2.2 Weiteres Tatbestandsmerkmal der erwähnten Verweisungsnorm ist die Haftung „für Fluggäste und deren Gepäck“. Der Begriff des „Fluggasts“ wird in der Verordnung (EG) Nr 2027/97 (und im Übrigen auch im LFG) nicht definiert. Gemäß Art 2 Abs 2 der Verordnung entsprechen die in ihr verwendeten, aber nicht definierten Begriffe den im MÜ verwendeten Begriffen. Im Geltungsbereich des MÜ gilt als „Reisender“, wer aufgrund eines Beförderungsvertrags mit einem Luftfrachtführer durch ein Luftfahrzeug befördert wird (Reuschle, Montrealer Übereinkommen³ [2011] Art 1 Rn 26; Giemulla in Giemulla/Schmid, Montrealer Übereinkommen Art 1 Rn 47). Davon abgesehen findet sich eine Definition des „Fluggasts“ in Art 3 lit g der Verordnung (EG) Nr 785/2004. Danach ist „Fluggast“ im Sinne dieser Verordnung „jede Person, die sich mit Zustimmung des Luftfahrtunternehmens oder des Luftfahrzeugbetreibers auf einem Flug befindet, mit Ausnahme der Dienst habenden Flug- und Kabinenbesatzungsmitglieder“.

2.3 Voraussetzung für die Eigenschaft als „Fluggast“ („Reisender“) ist ganz allgemein, dass die Beförderung mit einem Luftfahrzeug auf einem Luftbeförderungsvertrag beruht (vgl Ruhwedel, Der Luftbeförderungsvertrag³ [1998] Kap 3 Rn 117; Reuschle aaO Art 1 Rn 6; Giemulla aaO Art 1 Rn 47; zum LFG vgl Stefula aaO 47 ff; ders, Haftungsfragen bei Luftsportvereinen, ZVR 2004/42, 148 [150]).
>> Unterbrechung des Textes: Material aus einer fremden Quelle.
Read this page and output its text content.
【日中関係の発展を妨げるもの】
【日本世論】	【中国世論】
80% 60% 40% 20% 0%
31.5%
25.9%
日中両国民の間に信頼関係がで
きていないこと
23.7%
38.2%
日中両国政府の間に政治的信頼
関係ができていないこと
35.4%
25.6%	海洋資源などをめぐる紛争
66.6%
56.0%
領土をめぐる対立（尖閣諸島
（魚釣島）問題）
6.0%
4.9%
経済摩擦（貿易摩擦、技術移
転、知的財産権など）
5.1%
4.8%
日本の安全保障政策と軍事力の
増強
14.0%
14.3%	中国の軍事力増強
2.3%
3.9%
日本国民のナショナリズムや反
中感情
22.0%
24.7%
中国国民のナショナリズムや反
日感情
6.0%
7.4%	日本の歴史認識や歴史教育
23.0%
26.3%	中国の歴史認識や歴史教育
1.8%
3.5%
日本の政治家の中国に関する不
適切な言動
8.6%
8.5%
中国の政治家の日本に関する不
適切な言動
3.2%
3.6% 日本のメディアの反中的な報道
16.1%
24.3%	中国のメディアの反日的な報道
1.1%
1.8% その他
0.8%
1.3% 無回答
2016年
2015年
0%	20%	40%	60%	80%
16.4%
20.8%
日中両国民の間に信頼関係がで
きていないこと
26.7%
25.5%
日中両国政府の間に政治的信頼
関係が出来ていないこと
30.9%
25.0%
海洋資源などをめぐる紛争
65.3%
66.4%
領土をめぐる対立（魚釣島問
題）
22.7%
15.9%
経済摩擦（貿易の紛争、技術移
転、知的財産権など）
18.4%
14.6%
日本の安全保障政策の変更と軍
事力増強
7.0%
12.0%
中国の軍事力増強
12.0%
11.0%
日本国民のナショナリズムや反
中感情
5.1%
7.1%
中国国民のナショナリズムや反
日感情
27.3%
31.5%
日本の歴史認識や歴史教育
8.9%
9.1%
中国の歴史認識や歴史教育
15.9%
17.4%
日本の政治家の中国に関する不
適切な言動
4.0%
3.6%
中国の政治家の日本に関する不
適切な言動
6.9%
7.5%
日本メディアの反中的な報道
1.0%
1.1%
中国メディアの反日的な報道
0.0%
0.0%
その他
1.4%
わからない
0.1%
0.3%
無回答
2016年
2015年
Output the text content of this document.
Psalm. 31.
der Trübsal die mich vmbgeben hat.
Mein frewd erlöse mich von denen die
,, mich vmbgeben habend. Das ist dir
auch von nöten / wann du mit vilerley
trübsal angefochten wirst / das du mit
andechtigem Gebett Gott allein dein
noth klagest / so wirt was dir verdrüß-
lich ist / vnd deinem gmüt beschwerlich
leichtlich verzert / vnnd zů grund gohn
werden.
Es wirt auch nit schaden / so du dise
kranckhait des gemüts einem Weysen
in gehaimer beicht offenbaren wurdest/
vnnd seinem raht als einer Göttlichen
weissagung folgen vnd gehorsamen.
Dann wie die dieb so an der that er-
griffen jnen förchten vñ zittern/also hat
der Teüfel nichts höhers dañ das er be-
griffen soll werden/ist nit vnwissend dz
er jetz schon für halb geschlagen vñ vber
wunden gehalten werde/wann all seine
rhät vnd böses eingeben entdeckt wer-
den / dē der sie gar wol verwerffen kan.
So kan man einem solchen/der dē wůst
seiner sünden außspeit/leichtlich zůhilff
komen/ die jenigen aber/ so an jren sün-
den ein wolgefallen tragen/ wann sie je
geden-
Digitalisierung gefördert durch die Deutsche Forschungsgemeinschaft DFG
Nicht dem MÜ unterliegen demnach Verhältnisse, in denen überhaupt kein Vertrag oder zwar ein Vertrag, aber kein Beförderungsvertrag abgeschlossen wurde (Giemulla aaO Art 1 Rn 35). Aus diesem Grund werden etwa der „blinde Passagier“, aus Gefälligkeit beförderte Personen, Flugschüler während des Ausbildungsverhältnisses (vgl 7 Ob 232/12m = SZ 2013/6), Bordbedienstete oder sonstige Angestellte des Luftfrachtführers, welche die Reise nicht aufgrund eines Beförderungsvertrags, sondern aufgrund eines Dienst- oder Arbeitsverhältnisses unternehmen, nicht zu den Fluggästen („Reisenden“) gezählt (vgl Reuschle aaO Art 1 Rn 26 und Art 17 Rn 65 ff; Ruhwedel aaO Kap 3 Rn 117 ff; Giemulla aaO Art 1 Rn 35; Stefula, ZVR 2004, 150). Unerheblich ist aber, ob der Reisende selbst den Vertrag abgeschlossen hat oder ein Dritter zu seinen Gunsten (Reuschle aaO Art 1 Rn 26).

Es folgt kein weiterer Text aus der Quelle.